- The sculpture in 2022
- Artist: Buster Simpson
- Year: 1989
- Type: Sculpture
- Subject: Chief Seattle George Washington
- Condition: "Treatment needed" (1994)
- Location: Seattle, Washington, United States; 47°36′39″N 122°19′53″W﻿ / ﻿47.61083°N 122.33139°W;

= Seattle George Monument =

Sculpture in Seattle, Washington, U.S.

The Seattle George Monument, also known as Seattle, Washington Monument, is an outdoor 1989 sculpture by Buster Simpson, installed outside the Seattle Convention Center, north of 7th Avenue between Union and Pike Streets, in Seattle, Washington, in the United States.

== Description and history ==
The kinetic sculpture, which is made from aluminum, steel, painted metal, wire, English ivy, concrete, and mylar sheets, depicts Chief Seattle and George Washington.

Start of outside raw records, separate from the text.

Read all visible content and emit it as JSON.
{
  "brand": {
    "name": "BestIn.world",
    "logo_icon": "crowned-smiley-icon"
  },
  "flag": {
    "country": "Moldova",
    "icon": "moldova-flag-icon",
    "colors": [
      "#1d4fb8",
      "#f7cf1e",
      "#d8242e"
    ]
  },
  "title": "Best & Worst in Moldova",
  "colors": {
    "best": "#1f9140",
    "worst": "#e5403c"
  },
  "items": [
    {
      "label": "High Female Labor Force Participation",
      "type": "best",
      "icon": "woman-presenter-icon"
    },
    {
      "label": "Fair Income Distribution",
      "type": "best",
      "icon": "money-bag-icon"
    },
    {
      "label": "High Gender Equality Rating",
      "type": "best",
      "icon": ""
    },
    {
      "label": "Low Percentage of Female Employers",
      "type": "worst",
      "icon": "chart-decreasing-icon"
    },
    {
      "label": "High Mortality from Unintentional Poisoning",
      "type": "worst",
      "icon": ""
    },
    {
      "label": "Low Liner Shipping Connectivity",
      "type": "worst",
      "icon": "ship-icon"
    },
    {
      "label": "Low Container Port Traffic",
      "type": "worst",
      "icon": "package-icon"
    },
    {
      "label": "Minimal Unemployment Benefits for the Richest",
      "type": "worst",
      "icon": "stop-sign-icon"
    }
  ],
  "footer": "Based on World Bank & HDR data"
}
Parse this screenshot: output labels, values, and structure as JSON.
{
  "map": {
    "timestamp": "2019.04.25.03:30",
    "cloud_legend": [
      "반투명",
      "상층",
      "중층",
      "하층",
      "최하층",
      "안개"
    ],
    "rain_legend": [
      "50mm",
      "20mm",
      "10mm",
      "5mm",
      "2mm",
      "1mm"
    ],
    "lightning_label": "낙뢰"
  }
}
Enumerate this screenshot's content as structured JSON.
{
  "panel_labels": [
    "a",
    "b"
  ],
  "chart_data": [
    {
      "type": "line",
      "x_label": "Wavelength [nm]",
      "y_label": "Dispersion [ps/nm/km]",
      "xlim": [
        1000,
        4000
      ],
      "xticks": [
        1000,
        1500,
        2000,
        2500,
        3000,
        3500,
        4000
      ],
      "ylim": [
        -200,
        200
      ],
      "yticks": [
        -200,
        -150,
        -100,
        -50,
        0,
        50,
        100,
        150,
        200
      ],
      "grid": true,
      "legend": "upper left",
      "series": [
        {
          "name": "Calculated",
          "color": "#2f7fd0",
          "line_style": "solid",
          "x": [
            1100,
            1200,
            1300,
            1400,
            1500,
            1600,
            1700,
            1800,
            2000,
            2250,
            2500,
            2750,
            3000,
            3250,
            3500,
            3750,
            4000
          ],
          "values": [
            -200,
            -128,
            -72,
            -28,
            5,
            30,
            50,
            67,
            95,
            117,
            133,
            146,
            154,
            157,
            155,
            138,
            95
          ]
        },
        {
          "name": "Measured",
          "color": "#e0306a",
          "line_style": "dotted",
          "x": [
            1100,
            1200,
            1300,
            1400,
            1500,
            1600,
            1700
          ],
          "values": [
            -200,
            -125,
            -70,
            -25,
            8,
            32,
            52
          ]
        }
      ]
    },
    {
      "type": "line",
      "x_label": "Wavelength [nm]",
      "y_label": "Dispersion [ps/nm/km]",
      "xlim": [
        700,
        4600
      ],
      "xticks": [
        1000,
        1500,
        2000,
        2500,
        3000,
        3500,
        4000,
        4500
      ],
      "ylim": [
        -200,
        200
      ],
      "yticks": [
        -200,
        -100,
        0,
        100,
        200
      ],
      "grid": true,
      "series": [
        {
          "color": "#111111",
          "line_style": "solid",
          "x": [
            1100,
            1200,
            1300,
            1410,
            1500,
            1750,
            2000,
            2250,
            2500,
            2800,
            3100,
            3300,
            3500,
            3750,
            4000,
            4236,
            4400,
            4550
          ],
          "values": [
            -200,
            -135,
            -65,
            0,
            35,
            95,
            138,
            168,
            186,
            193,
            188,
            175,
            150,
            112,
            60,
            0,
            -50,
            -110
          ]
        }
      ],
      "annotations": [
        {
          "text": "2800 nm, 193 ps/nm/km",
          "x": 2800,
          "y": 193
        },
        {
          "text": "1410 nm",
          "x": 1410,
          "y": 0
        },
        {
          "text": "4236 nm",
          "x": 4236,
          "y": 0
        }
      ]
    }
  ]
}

It was surveyed and deemed "treatment needed" by the Smithsonian Institution's "Save Outdoor Sculpture!" program in October 1994. The sculpture was designed to resemble the highway shields used by Washington's state highway system.

The sculpture rests on a trellis base under the suspended nose of a Boeing 707. Lines from Chief Seattle's farewell speech are etched in the base in English and phonetic Salish.